INFO Shutting down connection pool: curAllocated=1 idleQueues.size=1 waitQueue.size=0 maxWaitQueueLimit=256 closed=false
java.lang.IllegalStateException: Cannot set Cancelling(SQL `NULL` read at column 1 (JDBC type Char) but mapping is to a non-Option type; use Option here. Note that JDBC column indexing is 1-based.) stage while loading is Idle. Current state is State(Idle,2022-01-18T03:05:04.160190Z,0,Map(),0,1)
	at com.snowplowanalytics.snowplow.rdbloader.state.Control.$anonfun$setStage$2(Control.scala:65)
	at fs2.concurrent.SignallingRef$SignallingRefImpl.$anonfun$update$1(Signal.scala:238)
	at fs2.concurrent.SignallingRef$SignallingRefImpl.$anonfun$modify$1(Signal.scala:242)
	at flatten$extension @ fs2.concurrent.SignallingRef$SignallingRefImpl.modify(Signal.scala:249)
	at instantNow @ com.snowplowanalytics.snowplow.rdbloader.state.State$.mk(State.scala:95)

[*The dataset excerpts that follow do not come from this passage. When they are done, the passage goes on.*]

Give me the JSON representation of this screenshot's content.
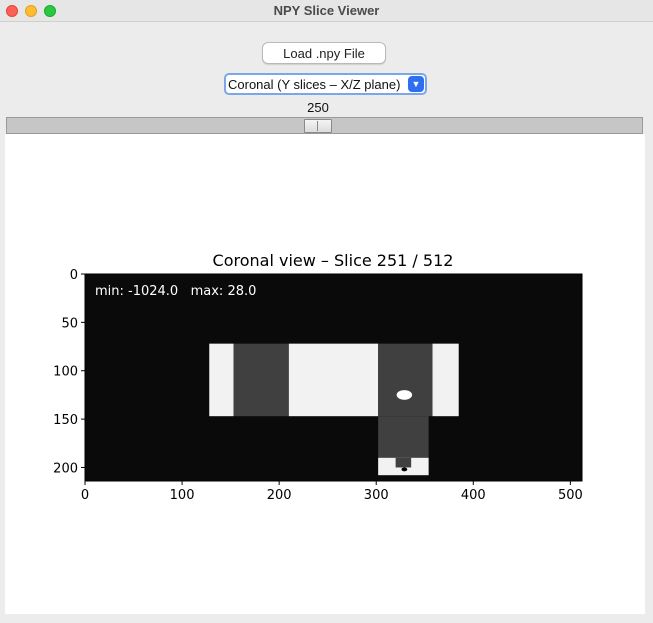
{
  "window": {
    "title": "NPY Slice Viewer"
  },
  "toolbar": {
    "load_label": "Load .npy File",
    "view_select_value": "Coronal (Y slices – X/Z plane)"
  },
  "slider": {
    "value_label": "250",
    "value": 250,
    "max": 511
  },
  "plot": {
    "title": "Coronal view – Slice 251 / 512",
    "overlay_text": "min: -1024.0   max: 28.0",
    "x_ticks": [
      "0",
      "100",
      "200",
      "300",
      "400",
      "500"
    ],
    "y_ticks": [
      "0",
      "50",
      "100",
      "150",
      "200"
    ]
  },
  "chart_data": {
    "type": "heatmap",
    "title": "Coronal view – Slice 251 / 512",
    "xlim": [
      0,
      512
    ],
    "ylim": [
      214,
      0
    ],
    "x_ticks": [
      0,
      100,
      200,
      300,
      400,
      500
    ],
    "y_ticks": [
      0,
      50,
      100,
      150,
      200
    ],
    "value_range": [
      -1024.0,
      28.0
    ],
    "colormap": "gray",
    "regions": [
      {
        "shape": "rect",
        "x0": 0,
        "x1": 512,
        "y0": 0,
        "y1": 214,
        "intensity": 0.04
      },
      {
        "shape": "rect",
        "x0": 128,
        "x1": 153,
        "y0": 72,
        "y1": 147,
        "intensity": 0.95
      },
      {
        "shape": "rect",
        "x0": 153,
        "x1": 210,
        "y0": 72,
        "y1": 147,
        "intensity": 0.25
      },
      {
        "shape": "rect",
        "x0": 210,
        "x1": 302,
        "y0": 72,
        "y1": 147,
        "intensity": 0.95
      },
      {
        "shape": "rect",
        "x0": 302,
        "x1": 358,
        "y0": 72,
        "y1": 147,
        "intensity": 0.25
      },
      {
        "shape": "rect",
        "x0": 358,
        "x1": 385,
        "y0": 72,
        "y1": 147,
        "intensity": 0.95
      },
      {
        "shape": "rect",
        "x0": 302,
        "x1": 354,
        "y0": 147,
        "y1": 190,
        "intensity": 0.25
      },
      {
        "shape": "rect",
        "x0": 302,
        "x1": 354,
        "y0": 190,
        "y1": 208,
        "intensity": 0.95
      },
      {
        "shape": "rect",
        "x0": 320,
        "x1": 336,
        "y0": 190,
        "y1": 200,
        "intensity": 0.25
      },
      {
        "shape": "ellipse",
        "cx": 329,
        "cy": 125,
        "rx": 8,
        "ry": 5,
        "intensity": 1.0
      },
      {
        "shape": "ellipse",
        "cx": 329,
        "cy": 202,
        "rx": 3,
        "ry": 2,
        "intensity": 0.0
      }
    ]
  }
}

	at flatMap @ com.snowplowanalytics.snowplow.rdbloader.state.Control.setStage(Control.scala:55)
	at uncancelable @ org.http4s.client.ConnectionManager$.pool(ConnectionManager.scala:83)
	at uncancelable @ org.http4s.client.ConnectionManager$.pool(ConnectionManager.scala:83)
	at uncancelable @ org.http4s.client.ConnectionManager$.pool(ConnectionManager.scala:83)
	at traverse @ fs2.internal.CompileScope.fs2$internal$CompileScope$$traverseError(CompileScope.scala:222)
	at traverse @ fs2.internal.CompileScope.fs2$internal$CompileScope$$traverseError(CompileScope.scala:222)
	at traverse @ fs2.concurrent.SignallingRef$SignallingRefImpl.$anonfun$modify$1(Signal.scala:245)
	at uncancelable @ org.http4s.client.ConnectionManager$.pool(ConnectionManager.scala:83)
	at flatten$extension @ fs2.concurrent.SignallingRef$SignallingRefImpl.modify(Signal.scala:249)
	at instantNow @ com.snowplowanalytics.snowplow.rdbloader.state.State$.mk(State.scala:95)
	at flatMap @ com.snowplowanalytics.snowplow.rdbloader.state.Control.$anonfun$makeBusy$1(Control.scala:95)

Do you happen to have query logs turn on for your database? The queries that are getting executed against the database might show something. I haven’t seen this error before but it feels like it’s trying to update a manifest row that either doesn’t exist or it can’t fetch it.